Im Bachlauf würde ich frostharte Pflanzen setzen, damit sie über den Winter kommen. Werner aka Nymphaion ist einer der Gärtner, die solche Angaben pflegen. Es wird genug Ausfälle geben bei Pflanzen, die ein Durchfrieren der Wurzeln nicht vertragen. Mit Kandidaten wie __ Schwanenblume, __ Hechtkraut, Pfeilkräutern und Co. wirst Du also weniger glücklich, wenn Du im Winter nicht für Frostschutz im Bachlauf sorgst.


----------



## Georg2 (20. Mai 2016)

Vielen Dank für eure Anregungen, werde einige Sachen umsetzen.
An der Zaunseite habe ich noch eine Kirschlorbeere stehen, die ich komplett eingekürzt habe. Sie fängt gerade an wieder auszutreiben. Daneben wollte ich __ Farne und __ Funkien setzen, da es dort entsprechend Schatten gibt. Für den Teichrand habe ich an unterschiedliche Moose gedacht. Am Bachrand im Wasser an __ Quellmoos und __ Bachbunge. 
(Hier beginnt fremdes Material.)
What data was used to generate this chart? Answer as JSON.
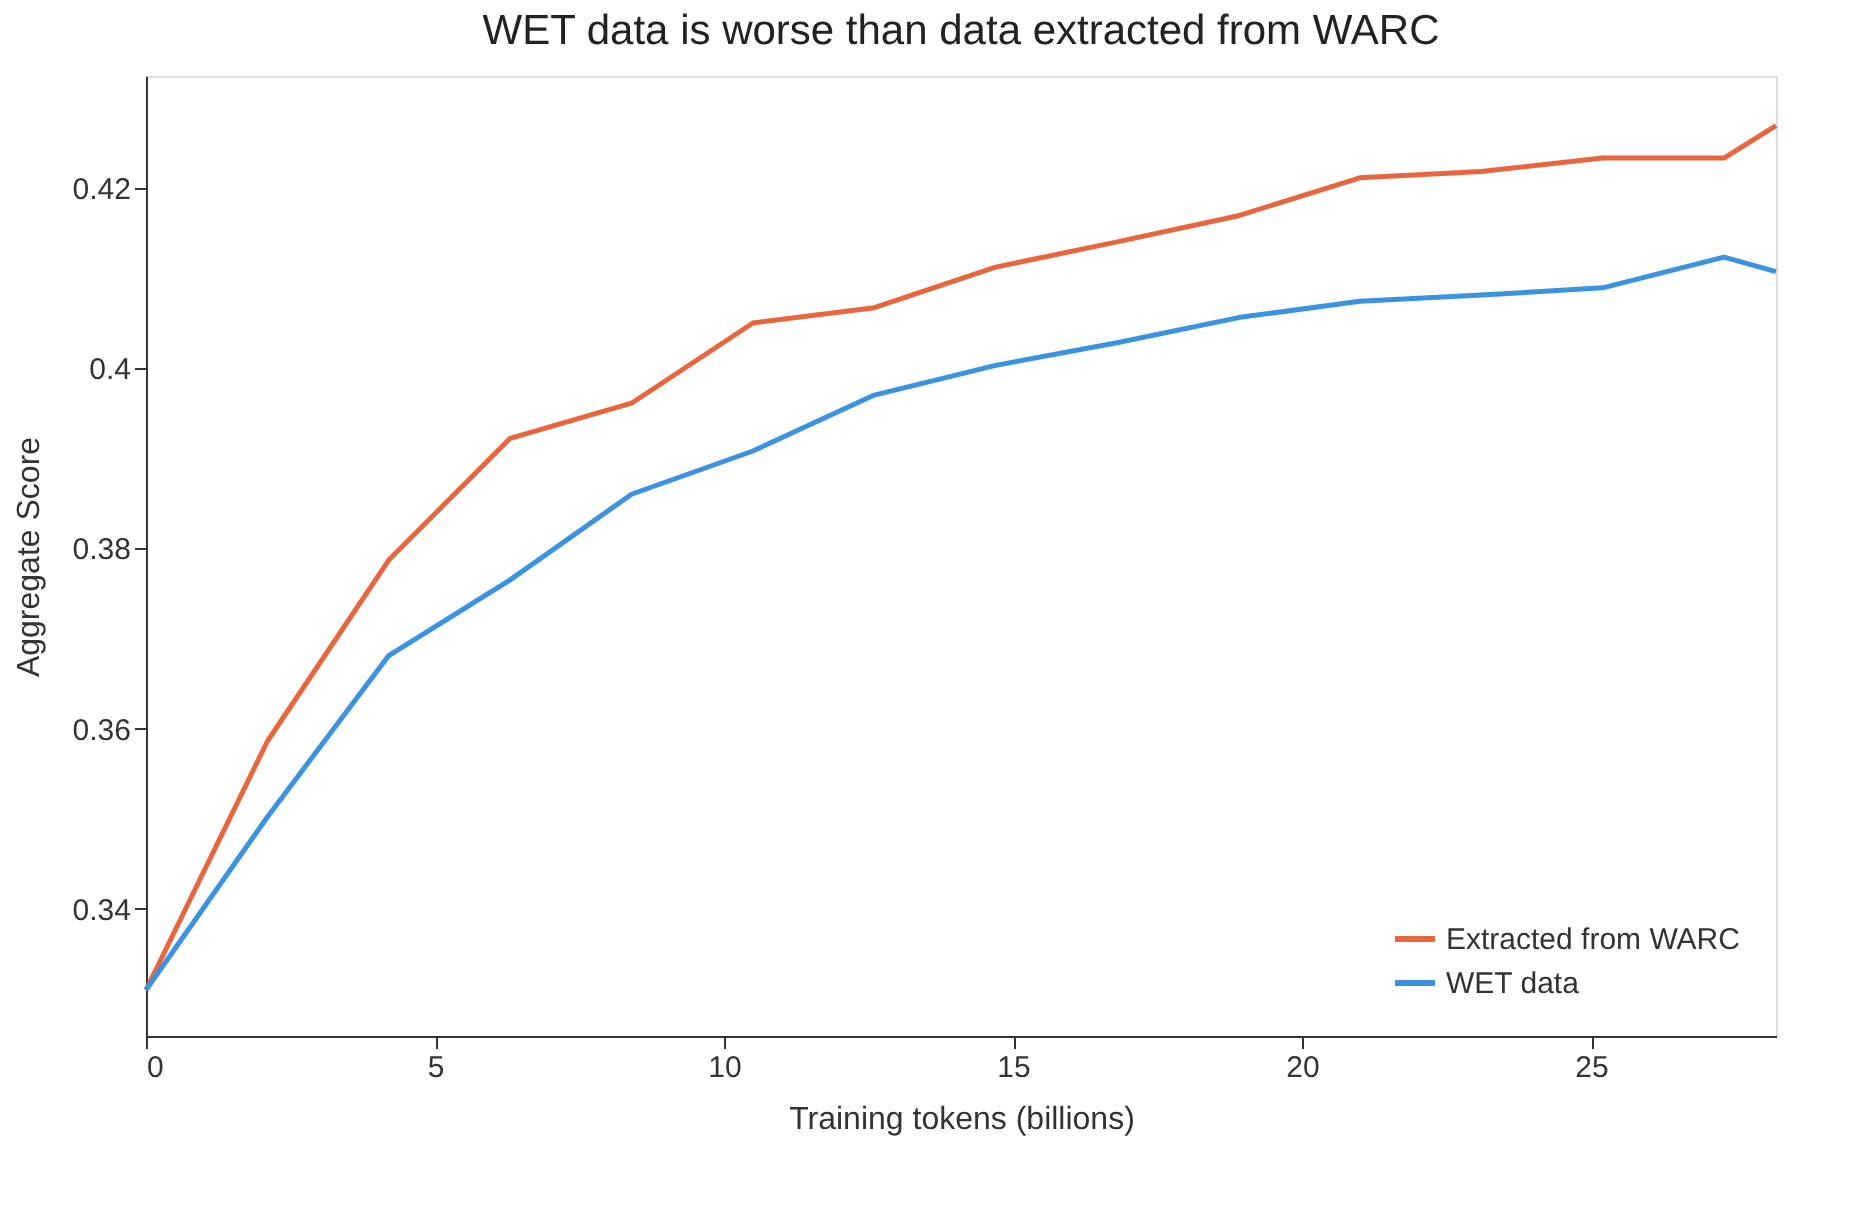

Später würde ich gerne Regenbogenorfen pflegen. Aber erstmal muss alles fertig werden und vernünftig wachsen.


Gruß 

Georg


----------



## Georg2 (22. Mai 2016)

Habe am Wochenende wieder einiges verändert. Wollte den Druckfilter neben meiner Felsenbirne versenken. Der Baum steckt aber nicht nur mit Ästen in der Erde sondern hatte sich obendrein überlegt Wurzeln zu bilden. Also habe ich den Druckfilter weiter nach hinten gestellt.

  
Hinten ist der Druckfilter verschwunden.  Obwohl, eigentlich drückt der nur, filtern tut er nicht.

  
Das __ Pfeilkraut scheint angewachsen zu sein. Die Äste im Hintergrund sollen mal eine Kirschlorbeere werden. 

  
Die __ Iris am Teichrand legt auch los

  
Der __ Froschlöffel im vorderen Bereich des Baches ist gestern frisch reingekommen.

  
Die __ Bachbunge und das Sumpfvergissmeinnicht müssen noch groß werden.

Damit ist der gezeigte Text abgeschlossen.